Originally Posted by
SSkilly
Projectile collision is fine as is, I'm highly doubtful that porting it to work on the GPU would improve anything, would probably make things slower, simple distance checks are very fast calculations.
gpus are extremely fast on simple calculations, which is what collision is. a simple compute shader would greatly increase speed, granted that you batch upload easily usable data (hitboxes, positions, entity types) and do sanity checks on the end result, instead of each entity that's being looped.
it's not the distance checks that are the issue, it's the fact that projectiles are collisions are checked every update which then loops through the visible entity lists, performing checks on them. multiplying that by 250 (50*5, 50 projectiles, 5 tps (prod and many pservers), typical for a mbc fight with ally projs off) means that you have to have a 0.0668ms gethit (not counting the rest of the thread, the actual number is likely much lower due to c3d/r3d taking up a big chunk of cpu) if you want to keep 60 fps. that being said, this is mostly an issue for old pcs to compute or if you wish to push fps into the high 200s on newer pcs.
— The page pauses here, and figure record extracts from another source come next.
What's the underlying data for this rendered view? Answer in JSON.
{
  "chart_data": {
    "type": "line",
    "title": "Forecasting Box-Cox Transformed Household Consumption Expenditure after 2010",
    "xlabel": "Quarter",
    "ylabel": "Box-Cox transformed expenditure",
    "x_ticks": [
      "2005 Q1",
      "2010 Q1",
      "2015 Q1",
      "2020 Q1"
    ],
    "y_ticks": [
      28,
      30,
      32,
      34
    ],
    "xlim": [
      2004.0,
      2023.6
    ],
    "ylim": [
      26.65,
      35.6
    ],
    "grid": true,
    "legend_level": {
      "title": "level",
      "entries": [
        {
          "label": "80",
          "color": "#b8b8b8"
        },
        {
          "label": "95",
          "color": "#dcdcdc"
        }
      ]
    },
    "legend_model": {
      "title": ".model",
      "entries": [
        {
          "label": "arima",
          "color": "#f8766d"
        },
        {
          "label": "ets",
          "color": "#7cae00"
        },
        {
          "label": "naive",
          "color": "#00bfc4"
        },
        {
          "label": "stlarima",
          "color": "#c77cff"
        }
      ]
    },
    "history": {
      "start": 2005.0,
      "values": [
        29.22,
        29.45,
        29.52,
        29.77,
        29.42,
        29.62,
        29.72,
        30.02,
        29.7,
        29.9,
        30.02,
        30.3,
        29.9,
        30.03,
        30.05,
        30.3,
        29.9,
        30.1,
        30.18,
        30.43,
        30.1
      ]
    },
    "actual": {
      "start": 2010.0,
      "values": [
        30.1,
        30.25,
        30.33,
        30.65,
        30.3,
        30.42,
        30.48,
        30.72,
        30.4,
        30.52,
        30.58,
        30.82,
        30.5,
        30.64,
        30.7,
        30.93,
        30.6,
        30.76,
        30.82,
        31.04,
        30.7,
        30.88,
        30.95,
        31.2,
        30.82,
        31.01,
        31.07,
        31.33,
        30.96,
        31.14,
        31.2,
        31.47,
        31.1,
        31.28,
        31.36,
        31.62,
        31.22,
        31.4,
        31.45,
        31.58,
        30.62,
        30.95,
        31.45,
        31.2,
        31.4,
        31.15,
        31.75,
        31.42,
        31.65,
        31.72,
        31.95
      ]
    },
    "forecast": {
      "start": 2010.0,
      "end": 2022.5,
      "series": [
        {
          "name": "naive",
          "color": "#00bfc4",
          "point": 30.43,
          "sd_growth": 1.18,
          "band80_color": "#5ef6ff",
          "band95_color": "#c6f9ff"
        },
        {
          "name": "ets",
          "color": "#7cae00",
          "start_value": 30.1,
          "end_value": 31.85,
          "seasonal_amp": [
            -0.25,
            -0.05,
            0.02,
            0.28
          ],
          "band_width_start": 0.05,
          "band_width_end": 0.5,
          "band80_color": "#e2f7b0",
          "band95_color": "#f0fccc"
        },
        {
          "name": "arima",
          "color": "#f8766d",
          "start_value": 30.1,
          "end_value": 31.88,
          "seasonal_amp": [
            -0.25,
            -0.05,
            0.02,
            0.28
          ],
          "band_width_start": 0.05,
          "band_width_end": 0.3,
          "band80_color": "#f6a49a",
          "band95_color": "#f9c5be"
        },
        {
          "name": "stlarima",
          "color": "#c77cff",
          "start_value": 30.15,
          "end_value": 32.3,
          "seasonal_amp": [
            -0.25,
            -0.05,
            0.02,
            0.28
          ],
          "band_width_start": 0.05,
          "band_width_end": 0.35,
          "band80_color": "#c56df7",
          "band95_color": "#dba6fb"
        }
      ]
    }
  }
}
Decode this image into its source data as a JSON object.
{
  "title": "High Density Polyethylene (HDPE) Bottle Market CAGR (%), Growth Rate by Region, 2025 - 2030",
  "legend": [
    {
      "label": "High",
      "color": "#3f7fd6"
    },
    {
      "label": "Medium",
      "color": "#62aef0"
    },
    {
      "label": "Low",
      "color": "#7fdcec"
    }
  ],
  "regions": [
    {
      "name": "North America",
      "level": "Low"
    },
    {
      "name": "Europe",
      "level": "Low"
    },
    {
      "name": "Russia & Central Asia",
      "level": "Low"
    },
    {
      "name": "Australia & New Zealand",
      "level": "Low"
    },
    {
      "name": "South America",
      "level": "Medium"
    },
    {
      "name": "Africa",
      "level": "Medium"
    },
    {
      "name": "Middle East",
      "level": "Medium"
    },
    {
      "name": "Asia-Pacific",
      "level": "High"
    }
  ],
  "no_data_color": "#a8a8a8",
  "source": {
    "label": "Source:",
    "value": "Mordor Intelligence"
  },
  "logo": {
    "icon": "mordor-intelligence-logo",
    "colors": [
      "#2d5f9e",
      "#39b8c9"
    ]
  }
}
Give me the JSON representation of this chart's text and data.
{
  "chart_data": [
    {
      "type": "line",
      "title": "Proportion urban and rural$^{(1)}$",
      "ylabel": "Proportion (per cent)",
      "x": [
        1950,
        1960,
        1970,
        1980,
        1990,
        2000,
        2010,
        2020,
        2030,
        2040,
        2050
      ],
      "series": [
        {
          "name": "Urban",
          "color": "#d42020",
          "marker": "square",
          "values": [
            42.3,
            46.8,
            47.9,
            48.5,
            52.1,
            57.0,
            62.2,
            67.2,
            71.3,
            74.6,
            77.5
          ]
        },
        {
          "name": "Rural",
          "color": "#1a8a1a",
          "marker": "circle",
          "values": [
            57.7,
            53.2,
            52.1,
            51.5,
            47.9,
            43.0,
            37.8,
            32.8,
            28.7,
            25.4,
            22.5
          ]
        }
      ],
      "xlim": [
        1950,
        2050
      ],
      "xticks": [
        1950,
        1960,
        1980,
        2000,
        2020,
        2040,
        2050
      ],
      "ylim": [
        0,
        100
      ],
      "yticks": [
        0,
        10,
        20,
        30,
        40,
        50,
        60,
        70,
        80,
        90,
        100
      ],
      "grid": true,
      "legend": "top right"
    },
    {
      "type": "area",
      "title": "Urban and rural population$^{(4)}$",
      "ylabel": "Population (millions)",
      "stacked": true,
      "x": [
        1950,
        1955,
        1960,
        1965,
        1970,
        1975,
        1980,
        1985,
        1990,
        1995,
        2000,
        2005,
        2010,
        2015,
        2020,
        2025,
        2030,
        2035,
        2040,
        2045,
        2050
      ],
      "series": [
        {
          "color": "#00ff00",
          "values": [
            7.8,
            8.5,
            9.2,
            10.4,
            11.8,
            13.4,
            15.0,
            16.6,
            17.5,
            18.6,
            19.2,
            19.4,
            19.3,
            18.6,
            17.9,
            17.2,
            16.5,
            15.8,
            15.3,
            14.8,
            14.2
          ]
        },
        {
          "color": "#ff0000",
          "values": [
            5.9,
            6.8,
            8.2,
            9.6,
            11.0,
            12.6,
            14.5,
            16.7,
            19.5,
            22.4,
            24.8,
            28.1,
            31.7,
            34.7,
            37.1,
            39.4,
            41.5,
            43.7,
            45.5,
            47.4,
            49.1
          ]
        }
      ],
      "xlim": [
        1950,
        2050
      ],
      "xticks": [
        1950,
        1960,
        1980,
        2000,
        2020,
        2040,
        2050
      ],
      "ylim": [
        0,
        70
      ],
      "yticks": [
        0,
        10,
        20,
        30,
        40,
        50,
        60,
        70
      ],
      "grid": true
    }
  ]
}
multithreading with workers might be an alternative solution, haven't tried as it looks pretty scuffed. (having to compile separate .swfs and run them in bg)
mentioned optimization ideas both as you said you were working on it past release and also for other people, as people who would go out of the convenience of just using an 'easier' source for fps might also welcome them. also mentioned that going too hard on optimization in flash might not be a bright idea, as at that point you could just port over to unity with nearly the same effort for more fps, tools, support.